Please show me someone who wants more liberty and less government on *every issue*, and yet is *not* a hardcore libertarian, because they only want to move a *little ways* toward freedom on each issue. Do such individuals exist at all, let alone in any significant numbers?
Since a rational self-interested person would not work in the LP only for the political influence that the party is achieving, I don't deny that there is any value to personal identification with the LP's principles. But it's pretty clear that the LP is too much an insular self-congratulatory society for mutual ideological auditing than it is an effective force for political change.
> or if they do join the party, without re-scripting the party to conform to their less-libertarian beliefs. <SC
The idea is that they would pledge to never try to make the party advocate less liberty and more government than the status quo on any issue.
So if, five years from now, the U.S. government's "PATRIOT Act" has been expanded to be even worse than it is now, you would welcome someone as a full-fledged Libertarian who advocated *as their ideal* the "PATRIOT Act" as it existed in 2005?
For example, I work within the party to change the platform toward liberty-maximizing minarchism and away from coercion-abstaining anarchism. If America ever achieved my libertopian minarchist ideal and started moving beyond it toward full anarchism, the revised pledge would then require me to quit trying to cure the LP of its anarchist delusions. HURT ME with the problem of protecting a libertopian minarchy in America from the anarchists of the LP!
As a general rule, I would recommend not using the term "libertopia." It makes it sound like libertarians are seeking something utopian and unrealistic.

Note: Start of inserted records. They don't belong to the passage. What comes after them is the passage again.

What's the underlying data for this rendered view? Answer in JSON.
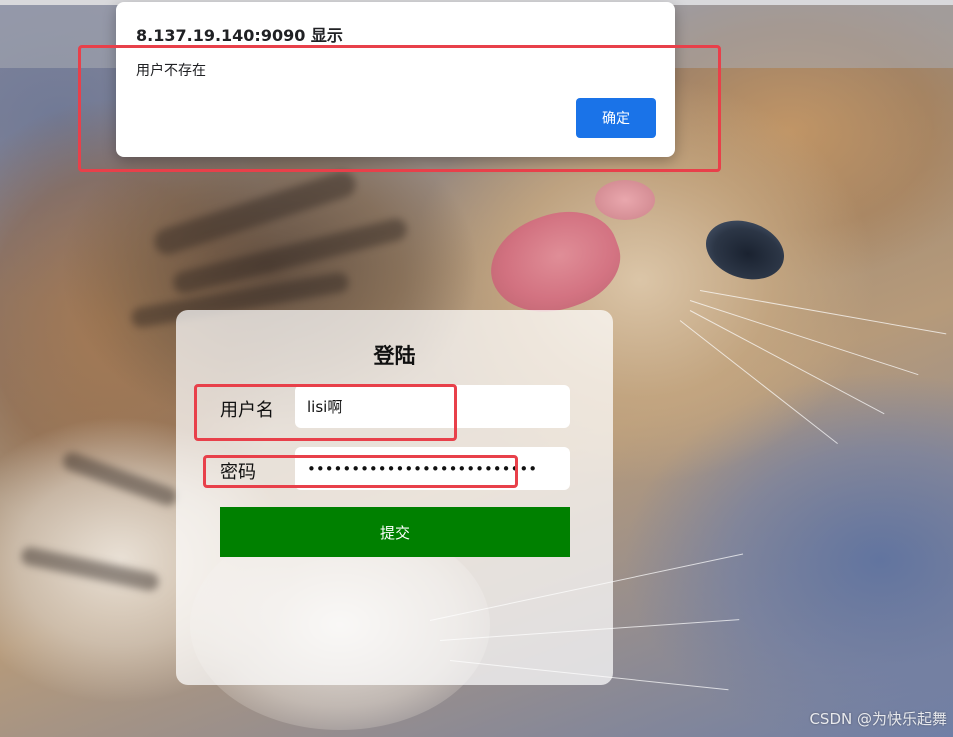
{
  "alert": {
    "title": "8.137.19.140:9090 显示",
    "message": "用户不存在",
    "ok_label": "确定",
    "ok_color": "#1a73e8"
  },
  "login": {
    "title": "登陆",
    "username_label": "用户名",
    "username_value": "lisi啊",
    "password_label": "密码",
    "password_value": "••••••••••••••••••••••••••",
    "submit_label": "提交",
    "submit_color": "#008000"
  },
  "annotations": {
    "color": "#e8404a"
  },
  "watermark": "CSDN @为快乐起舞"
}
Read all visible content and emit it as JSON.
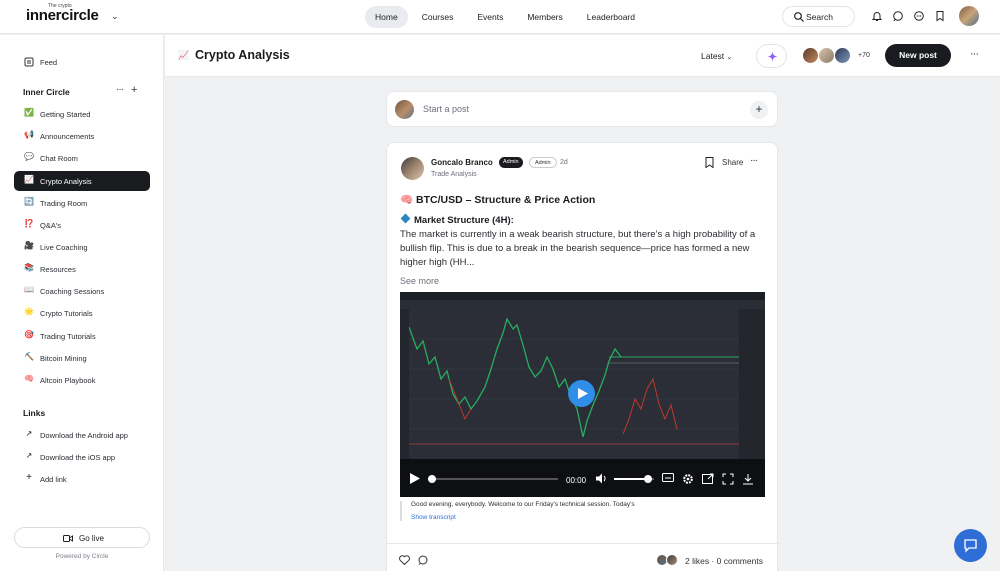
{
  "brand": {
    "name": "innercircle",
    "superscript": "The crypto"
  },
  "nav": {
    "items": [
      {
        "label": "Home",
        "active": true
      },
      {
        "label": "Courses"
      },
      {
        "label": "Events"
      },
      {
        "label": "Members"
      },
      {
        "label": "Leaderboard"
      }
    ]
  },
  "search": {
    "label": "Search"
  },
  "sidebar": {
    "feed": {
      "icon": "feed-icon",
      "label": "Feed"
    },
    "section_title": "Inner Circle",
    "items": [
      {
        "emoji": "✅",
        "label": "Getting Started"
      },
      {
        "emoji": "📢",
        "label": "Announcements"
      },
      {
        "emoji": "💬",
        "label": "Chat Room"
      },
      {
        "emoji": "📈",
        "label": "Crypto Analysis",
        "active": true
      },
      {
        "emoji": "🔄",
        "label": "Trading Room"
      },
      {
        "emoji": "⁉️",
        "label": "Q&A's"
      },
      {
        "emoji": "🎥",
        "label": "Live Coaching"
      },
      {
        "emoji": "📚",
        "label": "Resources"
      },
      {
        "emoji": "📖",
        "label": "Coaching Sessions"
      },
      {
        "emoji": "🌟",
        "label": "Crypto Tutorials"
      },
      {
        "emoji": "🎯",
        "label": "Trading Tutorials"
      },
      {
        "emoji": "⛏️",
        "label": "Bitcoin Mining"
      },
      {
        "emoji": "🧠",
        "label": "Altcoin Playbook"
      }
    ],
    "links_title": "Links",
    "links": [
      {
        "label": "Download the Android app"
      },
      {
        "label": "Download the iOS app"
      },
      {
        "label": "Add link"
      }
    ],
    "go_live": "Go live",
    "powered_by": "Powered by Circle"
  },
  "space": {
    "emoji": "📈",
    "title": "Crypto Analysis",
    "sort": "Latest",
    "member_overflow": "+70",
    "new_post": "New post"
  },
  "composer": {
    "placeholder": "Start a post"
  },
  "post": {
    "author": "Goncalo Branco",
    "badge_primary": "Admin",
    "badge_secondary": "Admin",
    "time": "2d",
    "space": "Trade Analysis",
    "share": "Share",
    "title": "🧠 BTC/USD – Structure & Price Action",
    "section_heading": "Market Structure (4H):",
    "body": "The market is currently in a weak bearish structure, but there’s a high probability of a bullish flip. This is due to a break in the bearish sequence—price has formed a new higher high (HH...",
    "see_more": "See more",
    "video": {
      "time": "00:00",
      "volume": 0.85,
      "progress": 0.0
    },
    "transcript": "Good evening, everybody. Welcome to our Friday's technical session. Today's",
    "show_transcript": "Show transcript",
    "likes": "2 likes",
    "comments": "0 comments"
  },
  "colors": {
    "primary_dark": "#191b1f",
    "accent_blue": "#2e6ed6",
    "play_blue": "#2e8ee8",
    "spark_purple": "#8b5cf6"
  }
}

Which helps the cause of liberty more: me splitting from the LP now because of my differences over the final stages of a hypothetical libertarian revolution, or me and all other liberty-lovers working together in the LP and each dropping out only when America enjoys the amount of liberty he personally desires? "Fellow traveling" is not a recipe for political effectiveness. If it were, the Democrats and Republicans would fracture into a dozen different groups each.
There's nothing stopping anyone from dropping out of the LP or the libertarian movement when it has achieved the amount of liberty that he or she personally desires. But this does not require any revision of the party's pledge.